When I was growing up, I was what my mother called a "finicky eater." Around the age of 5 or so, the kinds of vegetables I would eat could be counted on one hand: potatoes, corn, English peas, celery and onions (if they were finely chopped). I recall existing during that time on fried chicken, roast beef and tuna fish sandwiches.
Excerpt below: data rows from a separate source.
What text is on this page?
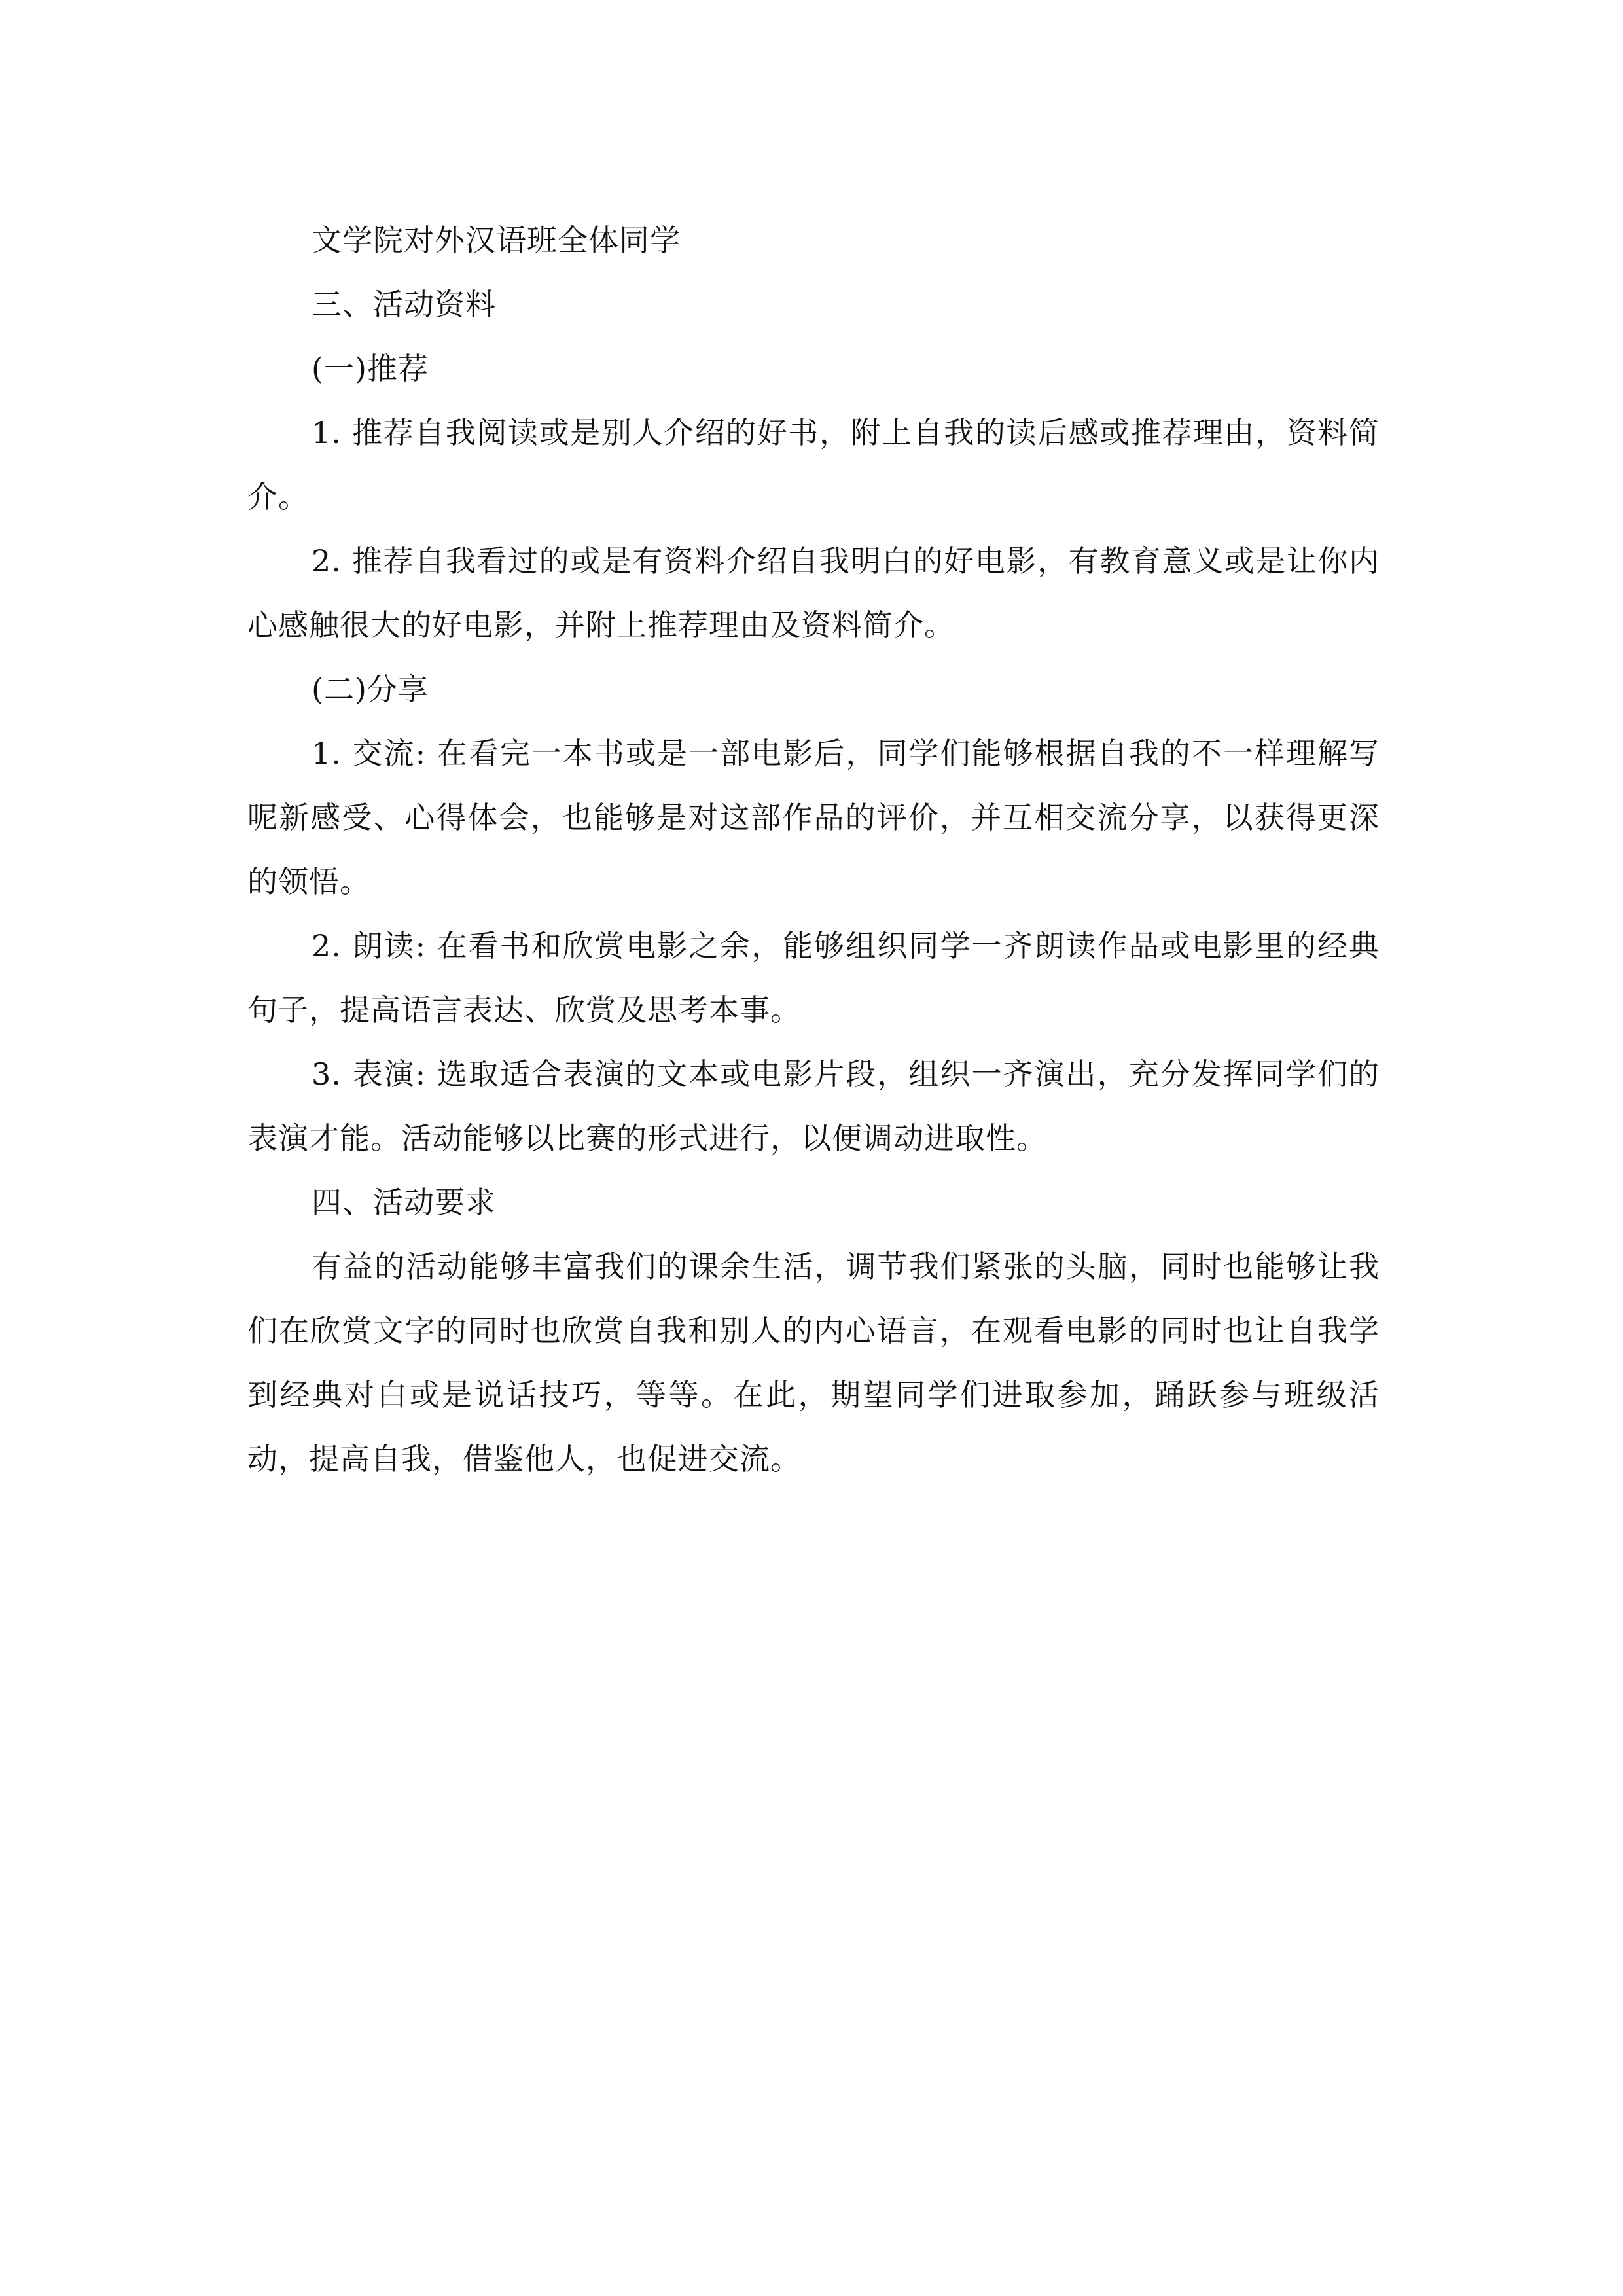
文学院对外汉语班全体同学

三、活动资料

(一)推荐

1. 推荐自我阅读或是别人介绍的好书，附上自我的读后感或推荐理由，资料简介。

2. 推荐自我看过的或是有资料介绍自我明白的好电影，有教育意义或是让你内心感触很大的好电影，并附上推荐理由及资料简介。

(二)分享

1. 交流: 在看完一本书或是一部电影后，同学们能够根据自我的不一样理解写呢新感受、心得体会，也能够是对这部作品的评价，并互相交流分享，以获得更深的领悟。

2. 朗读: 在看书和欣赏电影之余，能够组织同学一齐朗读作品或电影里的经典句子，提高语言表达、欣赏及思考本事。

3. 表演: 选取适合表演的文本或电影片段，组织一齐演出，充分发挥同学们的表演才能。活动能够以比赛的形式进行，以便调动进取性。

四、活动要求

有益的活动能够丰富我们的课余生活，调节我们紧张的头脑，同时也能够让我们在欣赏文字的同时也欣赏自我和别人的内心语言，在观看电影的同时也让自我学到经典对白或是说话技巧，等等。在此，期望同学们进取参加，踊跃参与班级活动，提高自我，借鉴他人，也促进交流。
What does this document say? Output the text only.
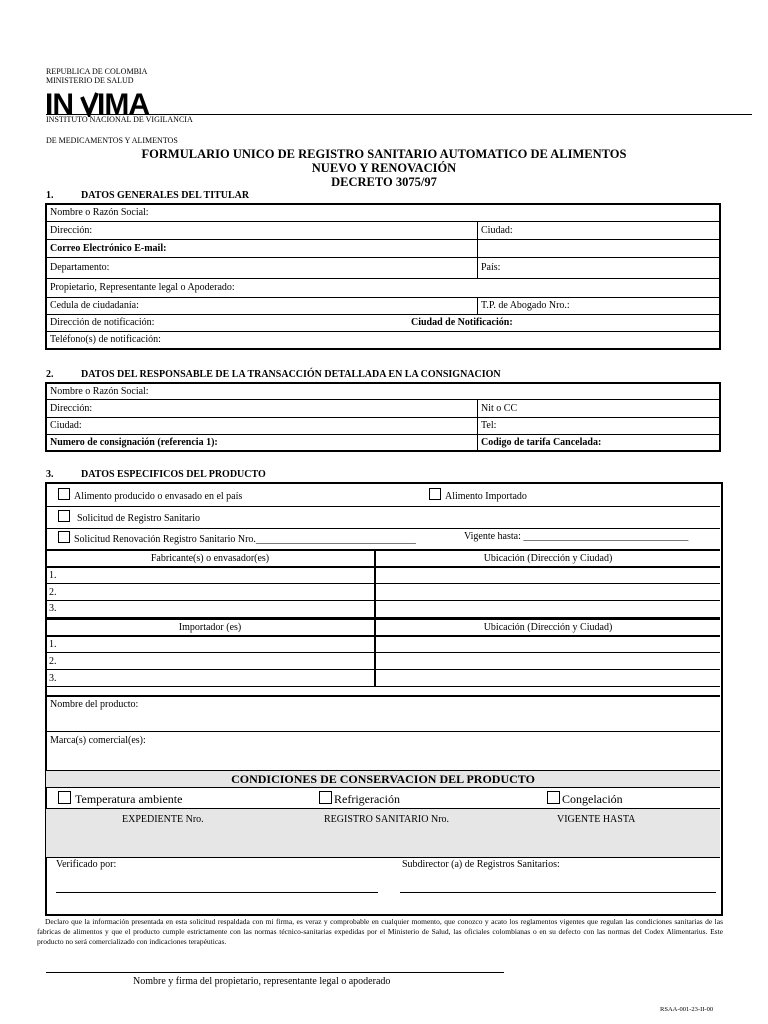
REPUBLICA DE COLOMBIA
MINISTERIO DE SALUD
IN IMA
INSTITUTO NACIONAL DE VIGILANCIA
DE MEDICAMENTOS Y ALIMENTOS
FORMULARIO UNICO DE REGISTRO SANITARIO AUTOMATICO DE ALIMENTOS
NUEVO Y RENOVACIÓN
DECRETO 3075/97
1.	DATOS GENERALES DEL TITULAR
Nombre o Razón Social:	
Dirección:	Ciudad:
Correo Electrónico E-mail:	
Departamento:	País:
Propietario, Representante legal o Apoderado:	
Cedula de ciudadanía:	T.P. de Abogado Nro.:
Dirección de notificación: Ciudad de Notificación:	

Teléfono(s) de notificación:	
2.	DATOS DEL RESPONSABLE DE LA TRANSACCIÓN DETALLADA EN LA CONSIGNACION
Nombre o Razón Social:	
Dirección:	Nit o CC
Ciudad:	Tel:
Numero de consignación (referencia 1):	Codigo de tarifa Cancelada:
3.	DATOS ESPECIFICOS DEL PRODUCTO
Alimento producido o envasado en el país	Alimento Importado
Solicitud de Registro Sanitario
Solicitud Renovación Registro Sanitario Nro.________________________________	Vigente hasta: _________________________________
Fabricante(s) o envasador(es)	Ubicación (Dirección y Ciudad)
1.	
2.	
3.	

Importador (es)	Ubicación (Dirección y Ciudad)
1.	
2.	
3.	
Nombre del producto:
Marca(s) comercial(es):
CONDICIONES DE CONSERVACION DEL PRODUCTO
Temperatura ambiente	Refrigeración	Congelación
EXPEDIENTE Nro.	REGISTRO SANITARIO Nro.	VIGENTE HASTA
Verificado por:	Subdirector (a) de Registros Sanitarios:
Declaro que la información presentada en esta solicitud respaldada con mi firma, es veraz y comprobable en cualquier momento, que conozco y acato los reglamentos vigentes que regulan las condiciones sanitarias de las fabricas de alimentos y que el producto cumple estrictamente con las normas técnico-sanitarias expedidas por el Ministerio de Salud, las oficiales colombianas o en su defecto con las normas del Codex Alimentarius. Este producto no será comercializado con indicaciones terapéuticas.
Nombre y firma del propietario, representante legal o apoderado
RSAA-001-23-II-00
And, oh how I loved my mother's tuna fish.

A tuna sandwich is still my standby, although I'm not nearly so finicky about eating these days.It was with great pleasure that I recently leafed through "The Tuna Fish Gourmet," by Tracy Seaman (Villard Books, $12), amusingly illustrated by New York Times cartoonist Victoria Roberts.

Along with 75 recipes that use canned tuna, ranging from appetizers to hot entrees, Seaman notes tuna's finer qualities, such as: Water-packed tuna contains only 111 calories per 3-ounce serving and is high in protein and rich in the omega 3 oils that some doctors believe may help guard against cholesterol buildup.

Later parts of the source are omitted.